Trommelreise zum Rufen eines Krafttiers

Öffnen Sie den heiligen Raum, indem Sie Ihre Absicht kundtun, um Unterstützung und um Wohlwollen der geistigen Welten und Ihres Krafttieres bitten. Sie können den Raum, sich selbst und die zweite Person mit Salbei und Beifuß abräuchern.

Legen Sie sich auf den Rücken auf eine Decke und schließen Sie die Augen. Im Sinn behalten Sie Ihre Absicht, eine schamanische Reise zu unternehmen, um Ihr Krafttier zu treffen.


Die zweite Person schlägt auf der Rahmentrommel einen monoton gleichmäßigen, schnellen Rhythmus (oder Sie starten den CD-Spieler mit der schamanischen Trommelmusik).

Stellen Sie sich nun einen großen kräftigen Baum vor. An dessen Wurzeln befindet sich eine kleine Höhle, die ins Erdinnere führt. Tunnelförmig geht ein Weg immer tiefer in die Erde hinein. Sie wissen: Dort unten wird Ihnen Ihr Krafttier begegnen. Sie überlassen sich ganz Ihrer inneren Bilderwelt und dem Rhythmus der Trommel und gehen auf die Suche nach Ihrem Krafttier. Sie werden es erkennen, wenn Sie ihm begegnen. Ihm können Sie Fragen stellen und es bitten, Sie auch im Alltag zu begleiten.

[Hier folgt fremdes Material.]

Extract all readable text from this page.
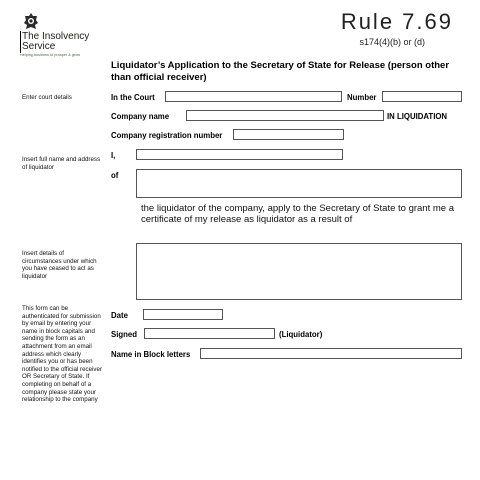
The Insolvency
Service
Helping business to prosper & grow
Rule 7.69
s174(4)(b) or (d)
Liquidator’s Application to the Secretary of State for Release (person other than official receiver)
Enter court details
Insert full name and address of liquidator
Insert details of circumstances under which you have ceased to act as liquidator
This form can be authenticated for submission by email by entering your name in block capitals and sending the form as an attachment from an email address which clearly identifies you or has been notified to the official receiver OR Secretary of State. If completing on behalf of a company please state your relationship to the company
In the Court	Number
Company name	IN LIQUIDATION
Company registration number
I,
of
the liquidator of the company, apply to the Secretary of State to grant me a certificate of my release as liquidator as a result of
Date
Signed	(Liquidator)
Name in Block letters
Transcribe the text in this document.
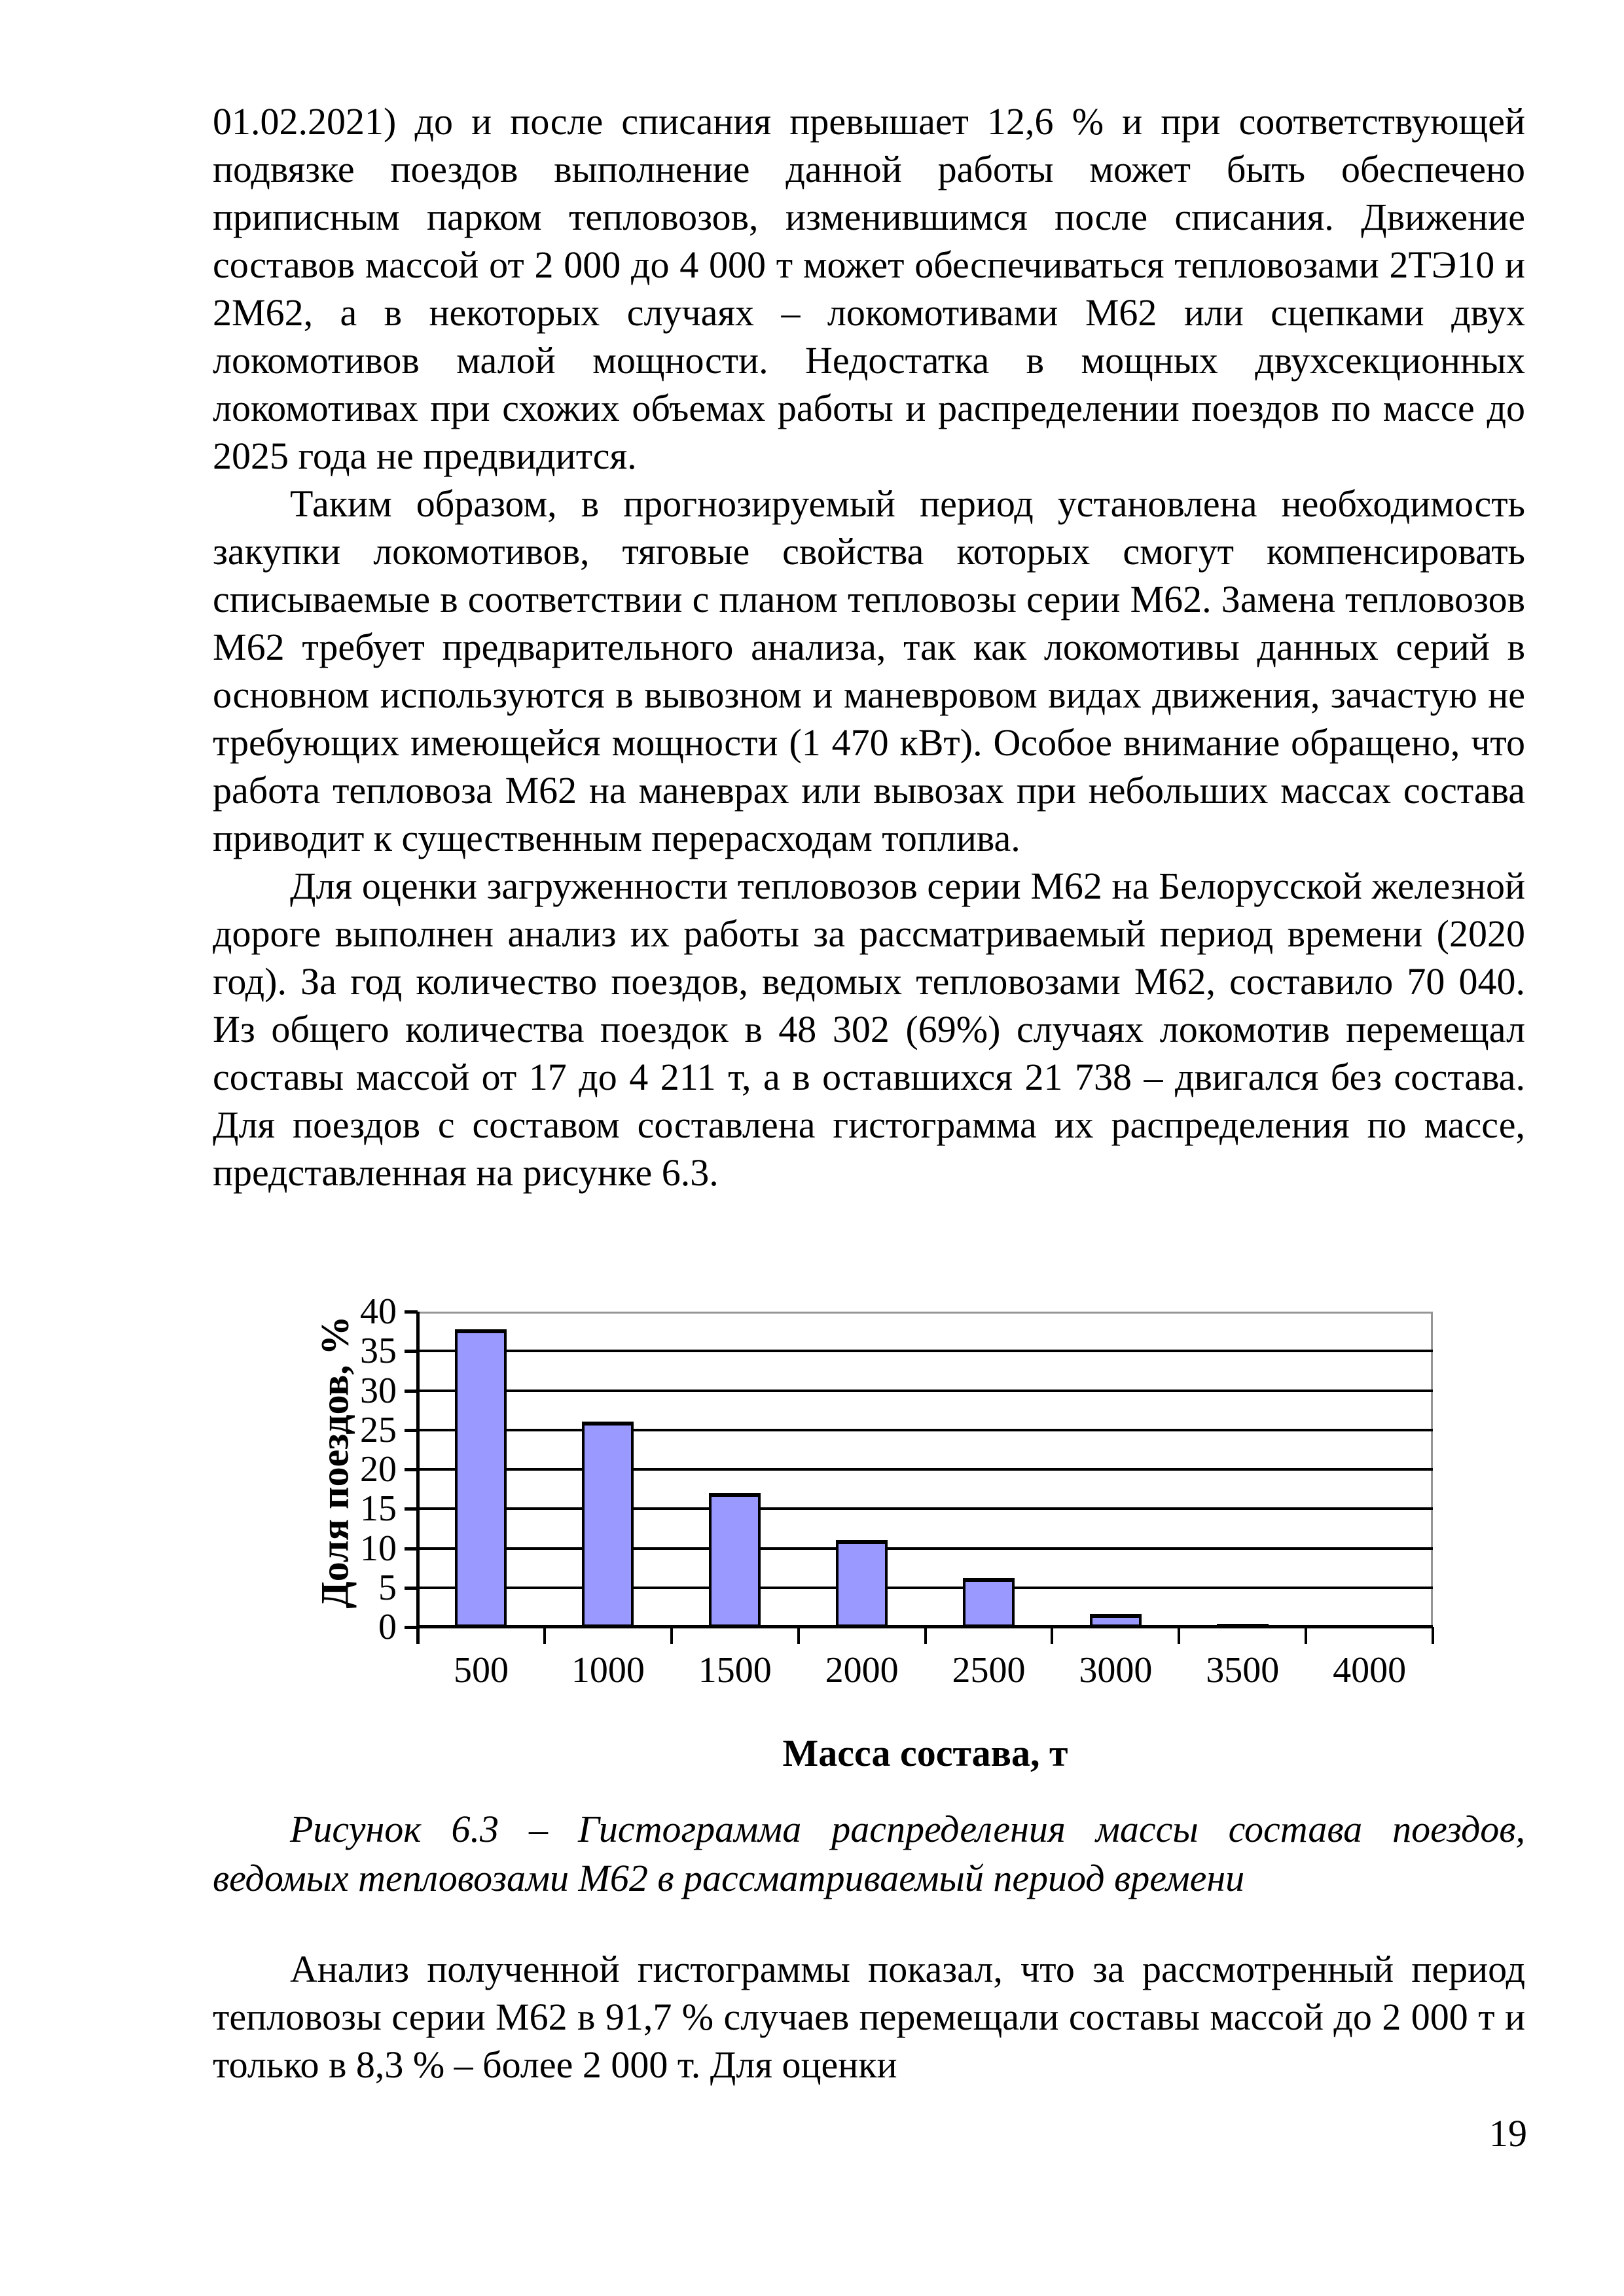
01.02.2021) до и после списания превышает 12,6 % и при соответствующей подвязке поездов выполнение данной работы может быть обеспечено приписным парком тепловозов, изменившимся после списания. Движение составов массой от 2 000 до 4 000 т может обеспечиваться тепловозами 2ТЭ10 и 2М62, а в некоторых случаях – локомотивами М62 или сцепками двух локомотивов малой мощности. Недостатка в мощных двухсекционных локомотивах при схожих объемах работы и распределении поездов по массе до 2025 года не предвидится.

Таким образом, в прогнозируемый период установлена необходимость закупки локомотивов, тяговые свойства которых смогут компенсировать списываемые в соответствии с планом тепловозы серии М62. Замена тепловозов М62 требует предварительного анализа, так как локомотивы данных серий в основном используются в вывозном и маневровом видах движения, зачастую не требующих имеющейся мощности (1 470 кВт). Особое внимание обращено, что работа тепловоза М62 на маневрах или вывозах при небольших массах состава приводит к существенным перерасходам топлива.

Для оценки загруженности тепловозов серии М62 на Белорусской железной дороге выполнен анализ их работы за рассматриваемый период времени (2020 год). За год количество поездов, ведомых тепловозами М62, составило 70 040. Из общего количества поездок в 48 302 (69%) случаях локомотив перемещал составы массой от 17 до 4 211 т, а в оставшихся 21 738 – двигался без состава. Для поездов с составом составлена гистограмма их распределения по массе, представленная на рисунке 6.3.

Доля поездов, %
0
5
10
15
20
25
30
35
40
500	1000	1500	2000	2500	3000	3500	4000
Масса состава, т

Рисунок 6.3 – Гистограмма распределения массы состава поездов, ведомых тепловозами М62 в рассматриваемый период времени

Анализ полученной гистограммы показал, что за рассмотренный период тепловозы серии М62 в 91,7 % случаев перемещали составы массой до 2 000 т и только в 8,3 % – более 2 000 т. Для оценки

19
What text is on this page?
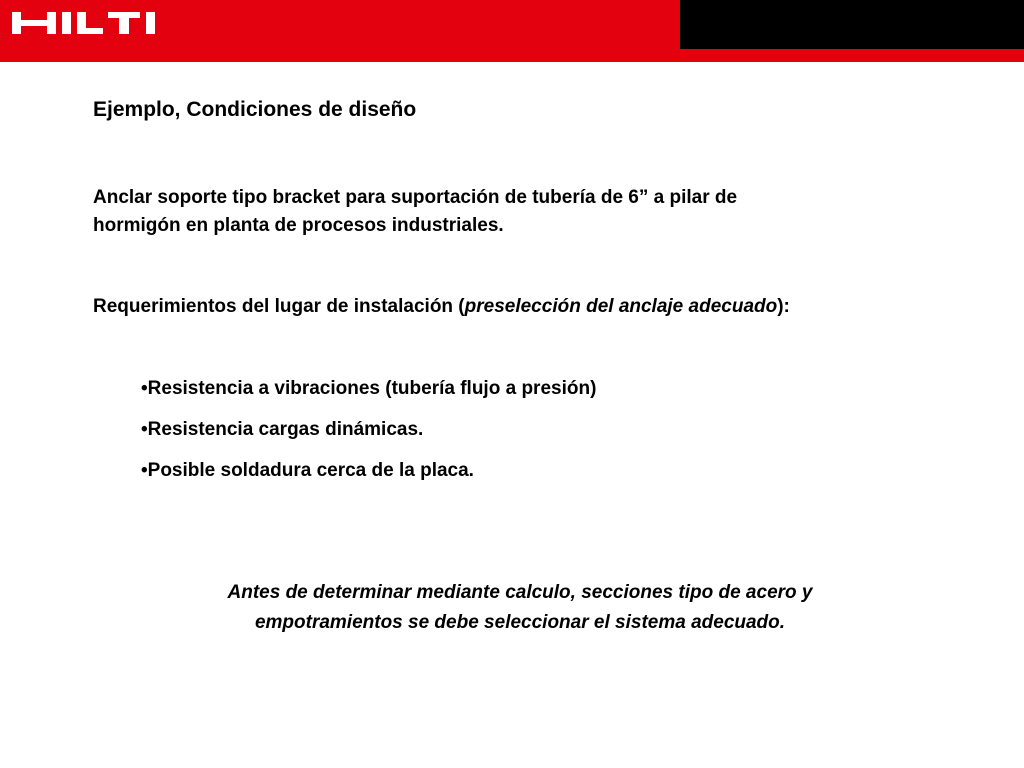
Ejemplo, Condiciones de diseño

Anclar soporte tipo bracket para suportación de tubería de 6” a pilar de
hormigón en planta de procesos industriales.

Requerimientos del lugar de instalación (preselección del anclaje adecuado):

•Resistencia a vibraciones (tubería flujo a presión)
•Resistencia cargas dinámicas.
•Posible soldadura cerca de la placa.

Antes de determinar mediante calculo, secciones tipo de acero y
empotramientos se debe seleccionar el sistema adecuado.
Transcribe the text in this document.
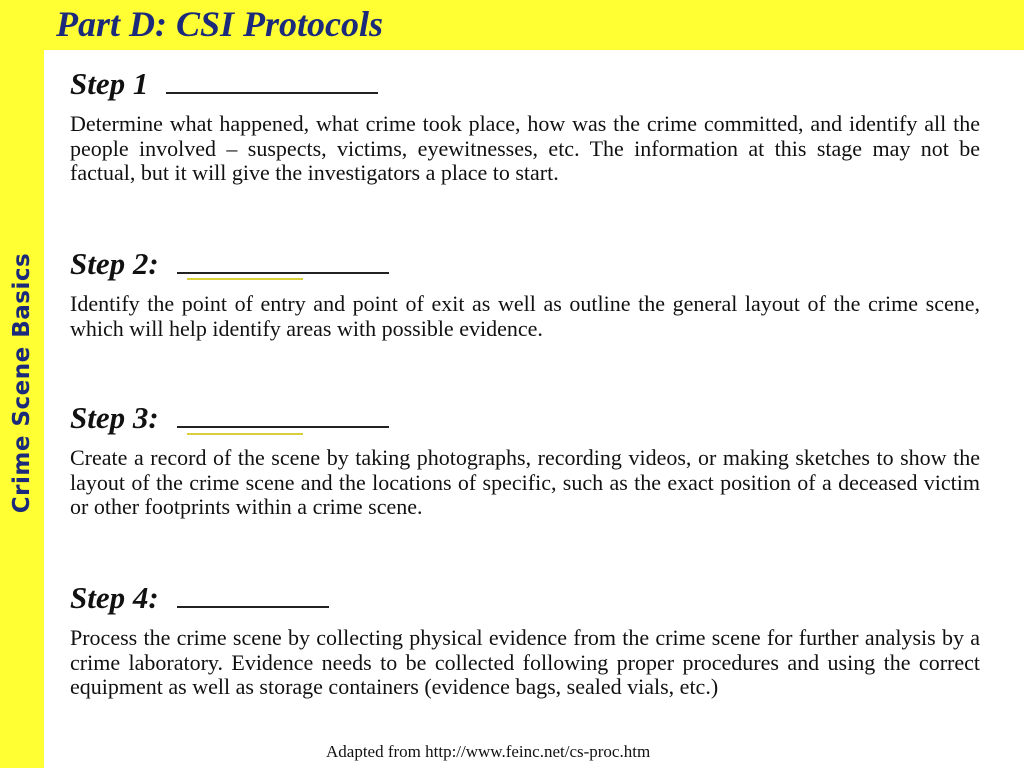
Crime Scene Basics
Part D: CSI Protocols
Step 1
Determine what happened, what crime took place, how was the crime committed, and identify all the people involved – suspects, victims, eyewitnesses, etc. The information at this stage may not be factual, but it will give the investigators a place to start.
Step 2:
Identify the point of entry and point of exit as well as outline the general layout of the crime scene, which will help identify areas with possible evidence.
Step 3:
Create a record of the scene by taking photographs, recording videos, or making sketches to show the layout of the crime scene and the locations of specific, such as the exact position of a deceased victim or other footprints within a crime scene.
Step 4:
Process the crime scene by collecting physical evidence from the crime scene for further analysis by a crime laboratory. Evidence needs to be collected following proper procedures and using the correct equipment as well as storage containers (evidence bags, sealed vials, etc.)
Adapted from http://www.feinc.net/cs-proc.htm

Auch andere spirituelle Wesen können Ihnen während der Reise begegnen, spirituelle Begleiter, beispielsweise Archetypen wie die Alte, der Weise, die Schamanin … Nutzen Sie die Gelegenheit und fragen Sie sie nach Ihrem Krafttier oder nach weiteren Botschaften.

Mit der Person, die trommelt, ist ein Zeitfenster ausgemacht, beispielsweise fünfzehn oder dreißig Minuten. Ist diese Zeit abgelaufen, trommelt sie in einem schnelleren Rhythmus. Das ist dann das Zeichen, dass Sie sich bei Ihrem Krafttier bedanken, sich verabschieden und auf den Rückweg durch die Höhle und zum Baum machen sollten.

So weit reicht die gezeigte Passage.